Et de poursuivre sur sa lancée en désignant les points fondamentaux à résoudre si l'on veut passer du mode individuel en mode collectif. « Première piste : il est nécessaire et urgent de libérer la parole, les paroles, dans l'entreprise. A La Poste, combien de fois on m'a demandé la confidentialité des propos. Quand la parole est étouffée dans une société, c'est que nous sommes dans un processus d'aliénation et qu'on se prive de l'intelligence collective. Les chefs sont ainsi déconnectés de la réalité. Deuxième piste : transformer les mots de la gouvernance, construire une nouvelle forme de pouvoir où le pouvoir se partage. Ce qui ne se partage pas, c'est l'acte de décider. Mais pour décider et bien décider on a besoin des autres et de les écouter. Enfin, modifier profondément la communication interne. Celle délivrée par les entreprises donne un reflet qui n'a rien à voir avec ce qu'est l'entreprise. Jamais rien ni sur le social ni sur le travail. Et on s'étonne après que les jeunes ne s'engagent pas dans les rôles sociaux", raille Kaspar.

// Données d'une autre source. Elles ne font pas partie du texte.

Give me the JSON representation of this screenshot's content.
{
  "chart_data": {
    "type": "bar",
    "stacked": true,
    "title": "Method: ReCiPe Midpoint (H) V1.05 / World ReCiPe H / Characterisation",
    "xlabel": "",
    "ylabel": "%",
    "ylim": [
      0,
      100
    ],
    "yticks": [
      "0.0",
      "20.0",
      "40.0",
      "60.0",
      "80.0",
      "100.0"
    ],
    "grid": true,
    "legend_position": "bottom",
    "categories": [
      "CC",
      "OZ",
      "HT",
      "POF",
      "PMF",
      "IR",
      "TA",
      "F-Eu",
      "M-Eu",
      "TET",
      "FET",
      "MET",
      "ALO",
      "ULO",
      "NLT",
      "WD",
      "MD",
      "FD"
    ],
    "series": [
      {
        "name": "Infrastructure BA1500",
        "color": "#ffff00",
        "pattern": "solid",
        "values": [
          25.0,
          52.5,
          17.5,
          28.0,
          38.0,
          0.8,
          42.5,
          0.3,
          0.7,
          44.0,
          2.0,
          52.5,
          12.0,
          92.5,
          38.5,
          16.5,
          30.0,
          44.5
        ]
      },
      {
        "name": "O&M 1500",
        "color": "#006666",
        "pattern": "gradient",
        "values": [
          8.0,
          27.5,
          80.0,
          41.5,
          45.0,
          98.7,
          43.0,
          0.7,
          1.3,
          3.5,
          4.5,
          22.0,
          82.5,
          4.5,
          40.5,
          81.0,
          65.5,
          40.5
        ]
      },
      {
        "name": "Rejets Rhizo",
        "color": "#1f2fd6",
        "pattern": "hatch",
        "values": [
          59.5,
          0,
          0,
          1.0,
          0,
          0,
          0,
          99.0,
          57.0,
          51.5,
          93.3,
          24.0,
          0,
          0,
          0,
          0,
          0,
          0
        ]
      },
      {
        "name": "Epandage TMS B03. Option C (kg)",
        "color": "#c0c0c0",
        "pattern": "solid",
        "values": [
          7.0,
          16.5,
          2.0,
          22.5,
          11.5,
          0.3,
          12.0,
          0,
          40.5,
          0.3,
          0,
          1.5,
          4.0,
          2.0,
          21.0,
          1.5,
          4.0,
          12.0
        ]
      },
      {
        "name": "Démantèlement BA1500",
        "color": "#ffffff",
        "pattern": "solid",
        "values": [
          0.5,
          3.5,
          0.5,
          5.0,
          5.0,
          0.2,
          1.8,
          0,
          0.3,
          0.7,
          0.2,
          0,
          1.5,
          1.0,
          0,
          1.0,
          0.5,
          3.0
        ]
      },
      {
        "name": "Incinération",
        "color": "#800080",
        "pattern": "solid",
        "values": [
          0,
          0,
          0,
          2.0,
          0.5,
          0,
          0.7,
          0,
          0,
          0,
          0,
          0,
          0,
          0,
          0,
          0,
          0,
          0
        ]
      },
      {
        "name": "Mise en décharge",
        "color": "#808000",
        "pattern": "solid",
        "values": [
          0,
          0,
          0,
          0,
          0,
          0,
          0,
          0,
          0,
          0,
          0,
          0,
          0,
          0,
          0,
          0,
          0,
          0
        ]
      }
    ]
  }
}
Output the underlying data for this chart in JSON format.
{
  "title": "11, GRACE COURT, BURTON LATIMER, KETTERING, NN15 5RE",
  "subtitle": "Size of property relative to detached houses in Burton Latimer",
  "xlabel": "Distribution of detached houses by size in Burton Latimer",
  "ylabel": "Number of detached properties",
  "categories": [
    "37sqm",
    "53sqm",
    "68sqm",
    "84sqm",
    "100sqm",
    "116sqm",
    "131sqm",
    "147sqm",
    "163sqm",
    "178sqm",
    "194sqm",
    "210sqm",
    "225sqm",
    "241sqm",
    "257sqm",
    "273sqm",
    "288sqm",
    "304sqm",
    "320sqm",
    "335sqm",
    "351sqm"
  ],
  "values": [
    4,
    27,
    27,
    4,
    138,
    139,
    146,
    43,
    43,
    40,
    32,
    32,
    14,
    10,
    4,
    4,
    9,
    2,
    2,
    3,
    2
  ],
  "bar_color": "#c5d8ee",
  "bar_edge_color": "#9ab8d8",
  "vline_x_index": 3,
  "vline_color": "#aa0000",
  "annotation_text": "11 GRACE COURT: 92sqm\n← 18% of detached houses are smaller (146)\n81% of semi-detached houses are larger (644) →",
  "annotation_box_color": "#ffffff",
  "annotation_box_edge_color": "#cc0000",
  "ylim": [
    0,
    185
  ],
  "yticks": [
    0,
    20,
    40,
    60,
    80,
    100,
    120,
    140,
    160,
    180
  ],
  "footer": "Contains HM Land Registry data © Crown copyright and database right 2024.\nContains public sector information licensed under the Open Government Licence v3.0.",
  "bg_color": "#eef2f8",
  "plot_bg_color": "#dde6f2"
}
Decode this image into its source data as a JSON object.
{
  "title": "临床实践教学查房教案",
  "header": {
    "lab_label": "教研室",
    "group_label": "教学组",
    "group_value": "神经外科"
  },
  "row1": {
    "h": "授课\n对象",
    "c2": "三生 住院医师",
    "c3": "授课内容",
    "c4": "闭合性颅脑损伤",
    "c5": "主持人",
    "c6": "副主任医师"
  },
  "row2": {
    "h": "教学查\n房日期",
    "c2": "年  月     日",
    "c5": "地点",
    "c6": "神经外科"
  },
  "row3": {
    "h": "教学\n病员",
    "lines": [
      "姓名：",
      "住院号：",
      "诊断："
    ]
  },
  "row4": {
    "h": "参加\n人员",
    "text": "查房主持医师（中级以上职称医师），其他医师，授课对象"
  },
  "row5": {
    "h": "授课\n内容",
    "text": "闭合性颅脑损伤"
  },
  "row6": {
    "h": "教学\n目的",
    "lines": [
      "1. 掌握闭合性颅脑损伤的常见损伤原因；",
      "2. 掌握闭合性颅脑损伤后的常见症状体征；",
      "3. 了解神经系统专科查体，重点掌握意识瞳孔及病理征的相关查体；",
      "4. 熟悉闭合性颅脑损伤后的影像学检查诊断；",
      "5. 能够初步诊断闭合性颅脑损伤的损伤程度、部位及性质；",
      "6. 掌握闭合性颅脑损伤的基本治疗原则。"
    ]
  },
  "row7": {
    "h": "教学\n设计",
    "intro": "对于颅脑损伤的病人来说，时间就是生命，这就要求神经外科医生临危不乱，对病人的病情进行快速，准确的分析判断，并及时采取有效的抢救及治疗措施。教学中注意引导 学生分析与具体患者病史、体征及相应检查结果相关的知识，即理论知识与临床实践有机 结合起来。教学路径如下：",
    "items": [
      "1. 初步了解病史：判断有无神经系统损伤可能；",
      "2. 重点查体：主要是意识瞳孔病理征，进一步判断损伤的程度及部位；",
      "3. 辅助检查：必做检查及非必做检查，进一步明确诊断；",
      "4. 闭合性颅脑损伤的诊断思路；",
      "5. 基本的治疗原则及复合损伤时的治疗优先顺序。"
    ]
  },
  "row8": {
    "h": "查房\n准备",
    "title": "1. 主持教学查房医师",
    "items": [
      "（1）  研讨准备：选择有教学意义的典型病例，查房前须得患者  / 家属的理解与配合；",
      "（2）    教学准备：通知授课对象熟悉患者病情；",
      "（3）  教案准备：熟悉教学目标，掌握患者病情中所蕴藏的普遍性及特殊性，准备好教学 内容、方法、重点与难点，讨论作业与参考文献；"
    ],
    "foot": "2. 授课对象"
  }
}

Echanger et s'écouter mutuellement

Il est urgent de réhabiliter non pas la confiance en soi - le Graal de la dernière décennie - mais en autrui, l'importance de la coopération avec les autres pour bâtir des projets communs. Les entreprises les plus innovantes sont celles qui incitent leurs acteurs à tous les niveaux à échanger et à s'écouter mutuellement. Là, tout le monde se sent responsable. « Nous avons toujours su que l'égoïsme insensible était moralement mauvais. Nous savons maintenant qu'il est économiquement mauvais », disait Roosevelt en pleine crise de 1929.

La cohorte de ces nouveaux « Co » correspond donc bien à une mutation sociale mais aussi à une exigence de compétitivité. Témoin : les changements organisationnels menés aujourd'hui par Orange. "Nous faisons le pari que ce que nous sommes en train de mettre en place au niveau du dialogue social va nous permettre de faire face aux enjeux de marché et à la question des salariés face à leur travail, admet Christine Lanoé DRH Orange France. C'est bien une productivité collective qui va nous permettre d'aller vers la performance client, celle de l'entreprise aussi et aussi celle du bien-être au travail".

Sortir de la dictature du court terme

Ce qui signifie en creux : ne pas laisser la main à la comptabilité mais au sens du service et du projet. Sortir de la dictature du court terme. Etre co-producteur et co-acteur. Et lorsque l'on a la chance d'exercer un poste ou une activité à responsabilité, préférer l'exercice du pouvoir à la jouissance du pouvoir.
Les consultants qui interviennent dans les entreprises pour faire travailler les salariés en groupe savent combien le retour dans leur organisation ne permettra pas de rendre pérenne ce type d'expérience collective. Connecter les cerveaux en réseau ,c'est ouvrir le débat au sein même du lieu de travail.

« Quand on ne travaille que le chiffre on ne peut pas travailler le collectif et l'innovation. Désormais lors des comités de directions, on parle chiffre une heure et toute le reste de la réunion se passe à discuter business modèle, clients et orientations stratégiques », témoigne Alain Thibault, PDG du cabinet Benard Julhiet, qui dit encourager toutes les entreprises dans des démarches participatives "car c'est pour moi une découverte qui a transformé totalement la mienne".

Seule la relation peut réparer ce que la relation a détruit

Résoudre la question et la gestion des temporalités différentes dans ce changement culturel, celle des directions, des actionnaires et des salariés, risque tout de même de demander du temps. Retrouver la confiance, c'est lâcher la crainte pour s'appuyer sur la capacité à nous en remettre aux autres. Travailler l'accueil de l'autre. Seule la relation peut réparer ce que la relation a détruit. Espérons qu'on ne perde pas le « co » dans cette quête du graal pour remédier à la crise.